Perché ad Aleppo si muore nel silenzio del mondo

Di Antinea Pasta – «In massimo due mesi, due mesi e mezzo, la città di Aleppo potrebbe essere totalmente distrutta. E migliaia di persone, non terroristi, saranno morte mentre festeggeremo il Natale». Queste sono le parole di Staffan De Misturare, l’inviato speciale dell’Onu per la Siria, a seguito del fallimento nei negoziati di pace tra le parti in conflitto e ha aggiunto che la battaglia per la conquista per la città potrebbe significare «lenti e logoranti combattimenti casa per casa che potrebbero durare mesi, se non anni».  È proprio ad Aleppo che le la contrapposizione tra i belligeranti si è espressa nella sua massima spietatezza con un terribile carico di morti e di distruzione.

L’antica Aleppo è la seconda città siriana dopo la capitale, Damasco, e la sua conquista è fondamentale sia dal punto di vista strategico che simbolico. Allo stato attuale i quartieri ovest della città sono controllati dalle forze del regime di Assad, i quartieri a est, invece, sono nelle mani dei ribelli. Le forze di opposizione sono unite sotto il nome Jaish al fatah, che raccoglie un composito fronte: dalle fazioni più moderate a quelle jihadiste, sostenute dall’Arabia Saudita e dal Qatar, tra le quali spicca l’ex Al Nusra. Quest’ultima è stata sapientemente ripulita dagli americani e dai sauditi dallo scomodo nome che lo legava ad Al Qaeda che sperano di utilizzarla in chiave anti – Teheran.

Assad e le forze alleate che lo sostengono – russi, iraniani ed Hezbollah – puntano a riconquistare Aleppo per due ragioni fondamentali. La prima di ordine strategico è di circondare i ribelli che occupano la provincia di Idlib, a ovest e a sud di Aleppo interrompendo la linea dei rifornimenti. La seconda ragione è che riporre la città sotto il suo controllo restituirebbe ad Assad una posizione di forza in vista dei futuri negoziati internazionali.

I bombardamenti per riprendere la città, condotti dall’esercito di Assad e dalle forze alleate sono stati talmente violenti da far parlare l’Onu di “crimini di guerra”. Solo qualche settimana fa, in 48 ore, sono stati uccisi più di 300 civili dei circa 275mila rimasti intrappolati nella parte della città sotto assedio e 90 di questi erano bambini. L’utilizzo di bombe chiamate bunker buster, che hanno la capacità di penetrare fino al terreno, hanno colpito i ricoveri dei rifugiati e stanno distruggendo tutto quello che rimaneva del tessuto urbano, degli ospedali e delle infrastrutture che permettono la sopravvivenza dei cittadini di Aleppo. L’obiettivo è impedire di resistere all’assedio.

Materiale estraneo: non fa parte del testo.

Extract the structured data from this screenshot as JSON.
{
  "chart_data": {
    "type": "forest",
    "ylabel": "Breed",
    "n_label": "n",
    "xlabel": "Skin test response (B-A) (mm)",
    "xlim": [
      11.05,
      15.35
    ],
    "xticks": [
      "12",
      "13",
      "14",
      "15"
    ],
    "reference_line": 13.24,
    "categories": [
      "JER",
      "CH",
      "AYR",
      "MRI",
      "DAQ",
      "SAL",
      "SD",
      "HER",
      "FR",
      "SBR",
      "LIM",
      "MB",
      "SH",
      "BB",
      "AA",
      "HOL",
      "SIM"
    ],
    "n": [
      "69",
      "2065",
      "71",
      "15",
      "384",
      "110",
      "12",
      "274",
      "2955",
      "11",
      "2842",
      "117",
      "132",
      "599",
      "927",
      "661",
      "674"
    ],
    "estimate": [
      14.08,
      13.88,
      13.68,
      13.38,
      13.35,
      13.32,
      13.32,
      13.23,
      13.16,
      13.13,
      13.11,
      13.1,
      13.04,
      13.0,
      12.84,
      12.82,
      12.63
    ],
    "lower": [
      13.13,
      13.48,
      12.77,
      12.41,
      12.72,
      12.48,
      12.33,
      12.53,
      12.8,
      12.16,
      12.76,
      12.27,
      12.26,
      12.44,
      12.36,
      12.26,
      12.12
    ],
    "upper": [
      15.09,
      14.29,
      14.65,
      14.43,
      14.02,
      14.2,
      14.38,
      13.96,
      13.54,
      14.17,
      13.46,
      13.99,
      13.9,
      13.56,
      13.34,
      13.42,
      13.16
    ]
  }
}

La Russia è decisa a non fare passi indietro, tanto da porre il veto in Consiglio di Sicurezza contro la risoluzione proposta dalla Francia per un immediato cessate il fuoco. Perché probabilmente agli occhi del Presidente Putin il cessate il fuoco sarà consequenziale solo alla cacciata dei ribelli da Aleppo. Dal quel momento al tavolo delle trattative sarà protagonista nel ridisegnare i confini siriani garantendosi il tanto agognato accesso alla fascia costiera e dunque al mare. Tale progetto non deve poi dispiacere molto ad Ankara che punta invece a creare un’area di influenza nell’area di Aleppo, Idilib e Latakia (in cui è presente la base russa di Hmeimim, che dopo la firma del trattato con Assad rimarrà permanente) a chiudere definitivamente ogni possibilità ai curdi di creare una regione autonoma.

Al di là degli equilibri regionali, quando ci chiediamo perché ad Aleppo si continua a morire non dobbiamo dimenticare il clima di guerra fredda che si respira nuovamente tra gli Usa e la Russia. La Siria è solo uno degli scenari in cui questo confronto/scontro si consuma. Sul questo versante entrambe le potenze mondiali provano a manovrare gli attori locali che spesso, però, sfuggono al loro controllo e a farne le spese è la popolazione siriana.

Da ieri mattina si sono fermati i raid aerei russi sulla zona di Aleppo poiché da domani, dalle 8 del mattino alle 16, sarà introdotta una pausa umanitaria di 8 ore per permettere il passaggio degli aiuti umanitari, dei cittadini e per evacuazione di malati e i feriti. «Si tratta di un gesto di buona volontà per cercare di dividere l’opposizione moderata dai ribelli», ha commentato il ministro degli esteri russo Sergei Lavrov. Le Nazioni Unite hanno dichiarato l’iniziativa russa positiva, ma non sufficientemente lunga per distribuire gli aiuti necessari.